As a teenager in Toronto in the 2000s whose parents had Rogers Cable, one of the key drivers of my horror fandom was a channel called Scream. Launched in 2001, this was a channel that specialized in horror films, and provided me with an opportunity to catch such classics of the genre as Evil Dead II and Blood Feast (although I did not appreciate the latter at the time). On one hand, my budding cinephilia was nourished through whatever Criterions I could get my hands on at the public library, which lent itself to a kind of curation. On the other hand, my interest in horror was fed through a more omnivorous approach, as I would devour whatever movies I managed to catch this channel during its regular generous free preview periods during the month of October. (Looking back, I feel a bit of guilt around this, as the channel rebranded to a more milquetoast iteration known as Dusk in 2009, and then ceased operations in 2012. Were people like me to blame? I can only atone by buying an ill-advised amount of Blu-rays to support companies selling horror titles going forward.) Even though I was cursed with certain ideas around "good taste" at the time, I recognized this channel for the boon that it was to my cinephilia.
Those ideas however led me to squander the channel that was one up from Scream, Drive-In Classics, which specialized in exploitation movies. (Amusingly, after Drive-In Classics ended operations, it was replaced by the Sundance Channel, which is about as far as you can get in terms of programming.) Before my tastes had become sophisticated and/or debased enough, I naturally assumed what was shown on this channel was a heap of garbage and didn't spend a lot of time watching it, although every once in a while curiosity would get the better of me and I'd hit the channel up button to see what was on. During one of these televisual excursions, I stumbled across a scene of some kind of strange ritual, characterized by boobs and bongo music. Despite being relatively prudish as a teenager, I was transfixed for reasons that were beyond me at the time (okay, that's a lie), and watched with rapt attention for a few minutes with the sound really low only to quickly change the channel before anybody else came in the room. That scene was from a movie called Vampire Ecstasy (AKA The Devil's Plaything), which for years held a great deal of psychic weight over me yet I'd found it hard to come across a copy and had never seen mentioned in my internet circles during all these years (it doesn't even have a Wikipedia page). But now, through the miracle of Tubi and the Film Movement Blu-ray label, I found it was available to stream in a beautiful HD transfer, so after many years, I was able to finally sate my curiosity.

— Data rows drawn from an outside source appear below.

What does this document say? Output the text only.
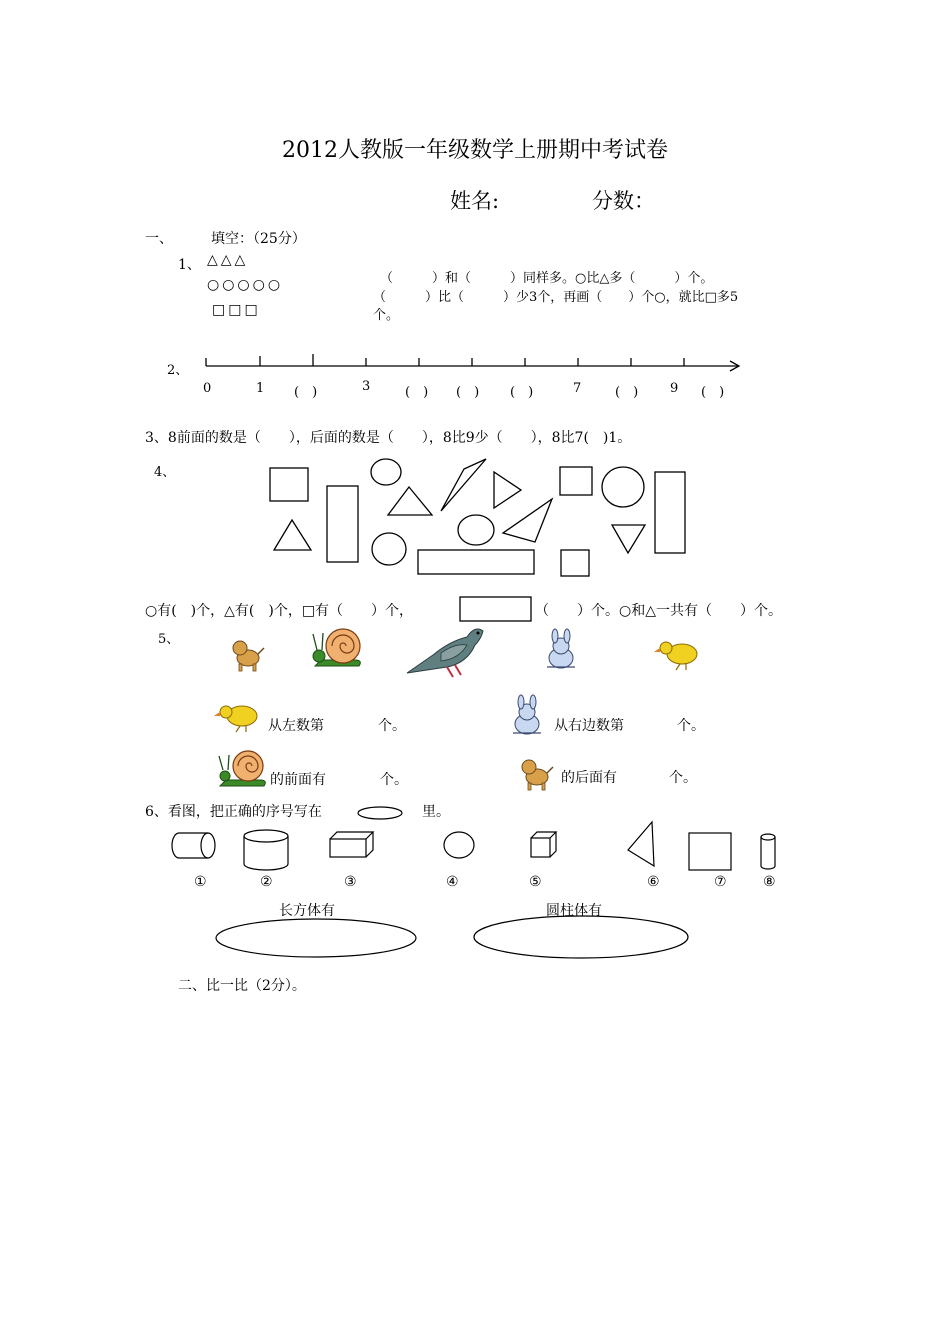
2012人教版一年级数学上册期中考试卷
姓名:	分数：
一、	填空：（25分）
1、 △△△
○○○○○
□□□
（　　　）和（　　　）同样多。○比△多（　　　）个。
（　　　）比（　　　）少3个，再画（　　）个○，就比□多5
个。
2、
0	1 (　)	3	(　) (　) (　)	7	(　) 9 (　)
3、8前面的数是（　　），后面的数是（　　），8比9少（　　），8比7(　)1。
4、
○有(　)个，△有(　)个，□有（　　）个，	（　　）个。○和△一共有（　　）个。
5、
从左数第	个。	从右边数第	个。
的前面有	个。	的后面有	个。
6、看图，把正确的序号写在	里。
①	②	③	④	⑤	⑥	⑦	⑧
长方体有	圆柱体有
二、比一比（2分）。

Sometimes you see a bit of a movie out of context and develop an idea of what the movie's like that's completely divorced from the real thing. For years, I'd imagined Weird Science had some wacky extended chase where the heroes escape from an evil pimp played by Bill Paxton, wearing his yellow suit from Predator 2. When I finally watched it last year, I realized I'd extrapolated much of that entirely from the "malaka" scene and had actually only seen the first few minutes. Other times, as in here, you see a part of the movie that proves to be entirely representative of the whole thing. Vampire Ecstasy has many, many, many scenes of nude female characters conducting some kind of weird sex ritual in a dungeon, set to bongo music. Some of these scenes involve marital aids, like dick-shaped candles and wooden cones, as well as the occasional dude, but others merely involve them writhing to the bongo music. (There is occasional gyrating as well. What is the difference between writhing and gyrating, you ask? Well, I'm not a man of science, but I would wager that the direction and intensity of the oscillations plays a role in distinguishing the two.) Now, I'm not against any of this in principle, but the movie runs an hour and forty-three minutes long, and these sequences ensure you feel every second of that runtime. (It's also unclear whether the bongo music is diegetic, as other characters seemingly hear the bongos, yet nobody is ever seen playing them. Such are the mysteries of Vampire Ecstasy.)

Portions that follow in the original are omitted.